Michael Ness also has attended several conferences and sees his generation becoming more involved in the organization.

“We plan to become more active,” he said. “I’ve always found them very beneficial.”

The bank’s longevity is a point of pride for all of South Dakota, said Stephanie Larscheid, executive director of the Prairie Family Business Association.

“It’s just incredible to be in business 150 years,” she said.

“First Dakota National Bank is a very rare story of family business longevity and right at the top of our most long-established members. The work Larry and his team have done to bring this bank into the future is so admirable and something many family members can learn from. We couldn’t be happier to congratulate them on this milestone.”

Looking back on the past 40 years, “There’s nothing magical about what I’ve done,” he said. “Have I made mistakes? You bet. Lots of them. And I’ll probably make more by the end of the day. But if we do something that doesn’t work, we change it and move on and go to something else we think will work. We’ve had such a great team of people. It’s just been great fun.”

This milestone year also marks a personal and professional one for Ness, who is 77. He has decided to retire at the end of the year as CEO.

He’ll be succeeded by longtime executive Rob Stephenson, who currently serves as president.

“I have stayed out of his way for probably three years now and let him do his thing, and he’s just a brilliant person and works twice as hard as I ever thought of working,” Ness said. “He’s a good choice, and I owe it to him to let him do his own thing.
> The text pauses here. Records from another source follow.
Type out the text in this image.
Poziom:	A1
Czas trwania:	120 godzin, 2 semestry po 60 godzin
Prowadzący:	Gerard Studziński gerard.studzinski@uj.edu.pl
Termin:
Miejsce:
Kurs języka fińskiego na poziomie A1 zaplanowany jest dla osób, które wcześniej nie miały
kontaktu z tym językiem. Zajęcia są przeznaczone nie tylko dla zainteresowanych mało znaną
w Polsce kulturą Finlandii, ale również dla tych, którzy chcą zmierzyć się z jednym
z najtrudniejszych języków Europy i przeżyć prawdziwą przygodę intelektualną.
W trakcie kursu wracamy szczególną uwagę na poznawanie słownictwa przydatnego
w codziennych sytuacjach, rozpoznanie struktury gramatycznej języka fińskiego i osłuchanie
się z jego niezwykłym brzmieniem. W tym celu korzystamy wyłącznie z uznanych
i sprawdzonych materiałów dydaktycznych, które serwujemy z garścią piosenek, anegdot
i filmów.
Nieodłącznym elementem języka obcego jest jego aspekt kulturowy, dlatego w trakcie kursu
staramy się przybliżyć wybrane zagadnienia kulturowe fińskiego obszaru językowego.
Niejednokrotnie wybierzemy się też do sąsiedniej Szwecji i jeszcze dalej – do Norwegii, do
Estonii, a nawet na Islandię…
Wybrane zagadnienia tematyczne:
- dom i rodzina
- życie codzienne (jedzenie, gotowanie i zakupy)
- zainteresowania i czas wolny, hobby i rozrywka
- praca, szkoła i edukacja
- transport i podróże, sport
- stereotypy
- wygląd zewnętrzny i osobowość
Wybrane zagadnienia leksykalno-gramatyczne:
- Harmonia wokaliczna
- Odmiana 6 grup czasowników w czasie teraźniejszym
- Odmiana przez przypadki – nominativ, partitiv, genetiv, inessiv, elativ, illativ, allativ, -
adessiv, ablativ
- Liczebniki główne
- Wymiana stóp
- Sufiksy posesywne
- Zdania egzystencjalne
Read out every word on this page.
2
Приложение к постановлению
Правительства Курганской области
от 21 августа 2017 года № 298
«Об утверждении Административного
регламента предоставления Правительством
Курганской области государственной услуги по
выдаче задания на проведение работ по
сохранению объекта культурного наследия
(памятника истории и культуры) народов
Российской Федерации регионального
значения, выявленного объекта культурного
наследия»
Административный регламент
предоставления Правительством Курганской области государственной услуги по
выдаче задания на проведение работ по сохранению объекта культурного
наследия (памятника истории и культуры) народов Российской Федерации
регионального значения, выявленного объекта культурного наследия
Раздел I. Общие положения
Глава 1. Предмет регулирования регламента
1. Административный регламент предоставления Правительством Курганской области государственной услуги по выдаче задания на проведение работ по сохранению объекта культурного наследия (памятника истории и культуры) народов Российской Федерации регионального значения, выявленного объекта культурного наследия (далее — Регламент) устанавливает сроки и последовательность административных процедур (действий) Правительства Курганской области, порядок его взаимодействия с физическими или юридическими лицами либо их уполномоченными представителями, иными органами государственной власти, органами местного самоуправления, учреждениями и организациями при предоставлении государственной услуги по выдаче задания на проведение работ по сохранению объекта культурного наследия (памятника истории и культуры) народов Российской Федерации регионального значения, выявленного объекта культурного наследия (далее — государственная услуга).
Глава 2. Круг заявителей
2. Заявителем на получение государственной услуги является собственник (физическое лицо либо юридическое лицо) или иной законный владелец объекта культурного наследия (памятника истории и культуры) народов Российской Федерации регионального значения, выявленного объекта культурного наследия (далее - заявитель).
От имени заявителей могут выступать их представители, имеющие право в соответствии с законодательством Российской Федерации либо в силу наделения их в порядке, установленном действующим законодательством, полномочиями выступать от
When I’m out of here, he’s got it by the horns.”

Ness and his wife, Diane, have been transitioning ownership of the bank for 10-plus years to their sons, who are now the majority owners.

He also plans to continue serving on the board as long as his health allows.

“I’m really interested in helping nurture our employees and giving people opportunities to grow,” he said. “We make an effort to meet the needs of our communities and employees, and if you can do both, you’ve got something going.”

The second generation also plans to take a unique approach to its board service, Michael Ness said.

“We decided as a family several years ago that Rob was our choice to succeed my dad as CEO, and we’ve all been happy with that decision,” he said. “And we’ll do things a little different at the board level with a rolling schedule of who the chair is going forward. My dad will stay as a director for the foreseeable future but will give up chairmanship sometime soon, and we’ll take two- to three-year terms between the three of us.”

While there have been opportunities over the years to get out of the family business, Larry Ness never really considered it.

“I owe it to our community, the Yankton community especially, who was so supportive of me when I came here to get it on the right track,” he said.

“I couldn’t bear to sell it to somebody with the idea I wouldn’t know what would happen. We support the communities we serve, and we’re in some smaller towns where we’re one of the bigger things they’ve got going, and we want to keep it that way.”

The Prairie Family Business Association helps family businesses thrive through generations by providing a resource network for family business success. The association is a key outreach center of the University of South Dakota Beacom School of Business.